The whole video was shot in one day, which is really impressive given the sheer amount of shit going on – presumably circus performers are pretty good at doing their own makeup and stuff like that, which would be a timesaver. It was shot in a farmhouse in Santa Clarita, California, that had previously been used as a location in Rob Zombie’s gorefest The Devil’s Rejects. However, in a non-Californian twist, it was freezing – fine for band members in baroque three-piece suits, less so for half-naked circus performers.
Some of the circus performers used a fairly tried-and-tested yet medically inadvisable method for keeping warm: the beer jacket. “It’s difficult to catch in the video — and even I didn’t realise it until we were done filming — but half of the bride’s side of the wedding is completely drunk in the video,” director Drake told MTV. “They snuck flasks in and were drinking to stay warm. I would’ve been pretty pissed at them if I’d known. I found out later that one of them almost threw up on my wife.”
‘Poise and rationality’, with a kind of double meaning if heard as “poison rationality”, is just not the kind of verbiage one expects from a band of actual children. Being able to match catchy-ass tunes, really compelling theatricality, a unique image and weirdly intricate, world-weary lyrics while too young to buy a Kronenbourg is pretty flippin’ impressive.
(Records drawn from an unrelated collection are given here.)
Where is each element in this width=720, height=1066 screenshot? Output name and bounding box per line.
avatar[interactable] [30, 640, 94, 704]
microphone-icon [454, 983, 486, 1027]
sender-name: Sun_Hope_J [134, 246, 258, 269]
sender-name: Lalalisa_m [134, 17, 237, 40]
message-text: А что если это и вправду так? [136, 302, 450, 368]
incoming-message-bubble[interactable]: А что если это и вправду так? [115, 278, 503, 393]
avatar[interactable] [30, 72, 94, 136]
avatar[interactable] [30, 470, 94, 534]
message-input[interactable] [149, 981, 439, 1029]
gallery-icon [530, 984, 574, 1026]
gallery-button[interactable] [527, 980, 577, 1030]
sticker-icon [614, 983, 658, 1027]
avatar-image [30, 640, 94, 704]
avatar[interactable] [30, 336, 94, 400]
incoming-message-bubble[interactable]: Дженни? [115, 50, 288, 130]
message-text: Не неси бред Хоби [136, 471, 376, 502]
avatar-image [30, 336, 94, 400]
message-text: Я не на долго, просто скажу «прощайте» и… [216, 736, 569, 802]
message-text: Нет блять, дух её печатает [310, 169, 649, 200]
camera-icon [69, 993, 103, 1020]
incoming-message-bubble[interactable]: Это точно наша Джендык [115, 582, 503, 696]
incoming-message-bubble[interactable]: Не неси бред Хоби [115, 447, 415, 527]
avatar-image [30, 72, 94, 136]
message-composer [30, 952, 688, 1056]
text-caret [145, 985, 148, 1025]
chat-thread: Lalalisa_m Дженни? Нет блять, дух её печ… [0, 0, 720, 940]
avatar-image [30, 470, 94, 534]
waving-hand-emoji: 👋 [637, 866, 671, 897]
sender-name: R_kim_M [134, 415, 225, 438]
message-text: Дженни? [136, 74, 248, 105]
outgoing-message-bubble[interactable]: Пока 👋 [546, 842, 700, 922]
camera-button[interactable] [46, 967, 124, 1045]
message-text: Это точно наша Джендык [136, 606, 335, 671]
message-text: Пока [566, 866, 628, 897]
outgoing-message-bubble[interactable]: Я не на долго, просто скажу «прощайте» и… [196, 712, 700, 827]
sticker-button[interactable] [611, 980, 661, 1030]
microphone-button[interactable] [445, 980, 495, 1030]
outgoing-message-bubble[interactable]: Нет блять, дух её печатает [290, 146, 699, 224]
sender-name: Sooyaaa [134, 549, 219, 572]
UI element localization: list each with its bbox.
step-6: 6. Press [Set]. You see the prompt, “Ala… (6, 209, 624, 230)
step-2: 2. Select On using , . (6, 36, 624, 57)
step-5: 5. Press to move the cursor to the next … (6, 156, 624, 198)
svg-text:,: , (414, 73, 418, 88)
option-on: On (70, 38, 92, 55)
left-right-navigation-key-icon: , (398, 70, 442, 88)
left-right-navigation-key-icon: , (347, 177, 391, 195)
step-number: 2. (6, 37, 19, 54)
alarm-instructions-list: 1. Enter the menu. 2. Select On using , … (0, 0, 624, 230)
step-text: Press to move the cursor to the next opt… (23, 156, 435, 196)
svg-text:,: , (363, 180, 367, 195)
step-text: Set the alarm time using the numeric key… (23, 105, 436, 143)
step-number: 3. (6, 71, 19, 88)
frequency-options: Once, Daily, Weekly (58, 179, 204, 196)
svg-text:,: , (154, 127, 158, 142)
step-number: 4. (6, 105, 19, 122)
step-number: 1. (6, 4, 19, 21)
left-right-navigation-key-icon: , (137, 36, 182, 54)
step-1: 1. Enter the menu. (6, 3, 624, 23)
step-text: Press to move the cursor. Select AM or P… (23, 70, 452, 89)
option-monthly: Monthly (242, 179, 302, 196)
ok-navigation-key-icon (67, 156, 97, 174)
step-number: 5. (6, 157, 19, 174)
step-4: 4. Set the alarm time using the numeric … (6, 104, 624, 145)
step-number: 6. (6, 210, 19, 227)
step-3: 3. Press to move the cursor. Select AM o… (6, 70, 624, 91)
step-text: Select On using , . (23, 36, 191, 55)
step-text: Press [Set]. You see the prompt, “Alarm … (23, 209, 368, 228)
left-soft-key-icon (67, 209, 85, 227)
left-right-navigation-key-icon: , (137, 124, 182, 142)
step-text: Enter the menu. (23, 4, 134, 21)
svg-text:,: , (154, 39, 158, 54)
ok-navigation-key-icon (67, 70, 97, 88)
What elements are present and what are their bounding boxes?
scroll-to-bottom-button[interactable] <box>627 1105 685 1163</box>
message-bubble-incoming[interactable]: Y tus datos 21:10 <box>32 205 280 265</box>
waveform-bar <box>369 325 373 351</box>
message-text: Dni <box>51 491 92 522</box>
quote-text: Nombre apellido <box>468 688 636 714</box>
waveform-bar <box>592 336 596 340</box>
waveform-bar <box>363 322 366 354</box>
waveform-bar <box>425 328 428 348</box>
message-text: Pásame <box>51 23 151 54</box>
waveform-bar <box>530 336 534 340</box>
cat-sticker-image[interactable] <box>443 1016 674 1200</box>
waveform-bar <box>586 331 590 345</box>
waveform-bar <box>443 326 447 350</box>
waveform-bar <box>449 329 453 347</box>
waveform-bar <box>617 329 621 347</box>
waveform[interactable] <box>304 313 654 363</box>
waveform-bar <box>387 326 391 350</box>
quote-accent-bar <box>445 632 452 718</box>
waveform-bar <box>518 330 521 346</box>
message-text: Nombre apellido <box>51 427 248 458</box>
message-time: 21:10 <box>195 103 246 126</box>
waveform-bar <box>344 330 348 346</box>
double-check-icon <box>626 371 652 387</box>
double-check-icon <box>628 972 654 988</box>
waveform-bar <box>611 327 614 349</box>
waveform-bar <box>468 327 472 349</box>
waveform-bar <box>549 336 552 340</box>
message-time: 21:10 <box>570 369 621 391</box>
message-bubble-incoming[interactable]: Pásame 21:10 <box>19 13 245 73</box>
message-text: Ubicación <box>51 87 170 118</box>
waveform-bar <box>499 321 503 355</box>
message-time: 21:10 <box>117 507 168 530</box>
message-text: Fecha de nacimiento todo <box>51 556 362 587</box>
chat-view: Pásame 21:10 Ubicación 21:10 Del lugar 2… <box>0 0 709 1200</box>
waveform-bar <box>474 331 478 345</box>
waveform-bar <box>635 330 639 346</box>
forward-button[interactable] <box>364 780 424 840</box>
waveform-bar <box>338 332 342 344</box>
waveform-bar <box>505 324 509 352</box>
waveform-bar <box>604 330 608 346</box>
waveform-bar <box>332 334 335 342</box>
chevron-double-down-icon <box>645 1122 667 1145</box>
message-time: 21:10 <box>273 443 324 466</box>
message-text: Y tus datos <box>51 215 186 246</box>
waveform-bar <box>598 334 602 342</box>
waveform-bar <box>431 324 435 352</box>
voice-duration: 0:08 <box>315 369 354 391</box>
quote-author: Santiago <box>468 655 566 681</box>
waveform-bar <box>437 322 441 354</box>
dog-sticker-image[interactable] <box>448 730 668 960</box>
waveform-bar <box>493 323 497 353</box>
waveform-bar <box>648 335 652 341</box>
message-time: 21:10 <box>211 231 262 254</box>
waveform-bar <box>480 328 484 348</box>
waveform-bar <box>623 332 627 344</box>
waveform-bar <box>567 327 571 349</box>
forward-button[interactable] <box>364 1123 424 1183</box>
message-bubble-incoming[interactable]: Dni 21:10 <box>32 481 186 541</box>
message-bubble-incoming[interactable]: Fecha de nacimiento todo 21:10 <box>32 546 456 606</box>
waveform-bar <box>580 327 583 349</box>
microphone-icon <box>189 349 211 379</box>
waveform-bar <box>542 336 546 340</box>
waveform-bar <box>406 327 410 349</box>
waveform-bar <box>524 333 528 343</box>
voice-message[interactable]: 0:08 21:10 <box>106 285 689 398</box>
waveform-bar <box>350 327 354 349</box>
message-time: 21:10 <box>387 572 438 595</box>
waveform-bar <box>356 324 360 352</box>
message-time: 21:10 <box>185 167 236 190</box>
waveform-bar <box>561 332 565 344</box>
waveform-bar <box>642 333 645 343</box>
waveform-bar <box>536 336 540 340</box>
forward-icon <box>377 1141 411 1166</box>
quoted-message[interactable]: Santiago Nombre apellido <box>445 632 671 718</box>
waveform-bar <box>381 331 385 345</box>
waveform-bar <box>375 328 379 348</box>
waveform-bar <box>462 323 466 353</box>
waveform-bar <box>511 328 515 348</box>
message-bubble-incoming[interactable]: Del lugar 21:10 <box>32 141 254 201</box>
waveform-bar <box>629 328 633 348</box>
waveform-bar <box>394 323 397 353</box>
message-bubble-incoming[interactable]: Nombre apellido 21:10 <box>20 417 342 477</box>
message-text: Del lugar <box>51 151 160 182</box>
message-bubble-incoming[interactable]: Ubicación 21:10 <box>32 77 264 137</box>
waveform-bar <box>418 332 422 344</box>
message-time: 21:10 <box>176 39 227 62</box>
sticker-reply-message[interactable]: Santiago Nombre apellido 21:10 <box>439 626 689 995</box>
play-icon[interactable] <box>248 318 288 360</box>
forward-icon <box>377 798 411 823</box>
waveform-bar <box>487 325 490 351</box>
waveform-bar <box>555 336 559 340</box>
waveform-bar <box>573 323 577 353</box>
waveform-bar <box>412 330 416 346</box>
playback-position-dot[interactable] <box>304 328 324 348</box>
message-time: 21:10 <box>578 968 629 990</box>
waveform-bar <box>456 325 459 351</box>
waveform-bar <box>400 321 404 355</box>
This is one of enormous pop star Taylor Swift’s favourite songs. In 2019, she wrote about it: “When I hear I Write Sins Not Tragedies by Panic! At The Disco, I’m transported back to being 16 and driving down the streets of Hendersonville, Tennessee, with my best friend Abigail, euphorically screaming the lyrics.” Swift recruited Urie to write with her, resulting in the song Me!, which ended up as, among other things, the quickest music video to ever reach 100 million views.
It’s your wedding, yo. That’s just rude.
Imagine really feeling like shit but also being surrounded by clowns. Unthinkable.
YouTube ruins the video from this point onwards with pop-up nonsense, but Urie’s role as the groom’s subconscious is revealed – it’s now the groom wearing that badass ringmaster gear.
And with a tipped hat and some brief but impressive sub zero circussing, there we are. A justified winner of the Best Video award at the MTV Video Music Awards, a star-making turn from Urie and instant global superstars. Not bad for a day of pratting about in a chilly barn!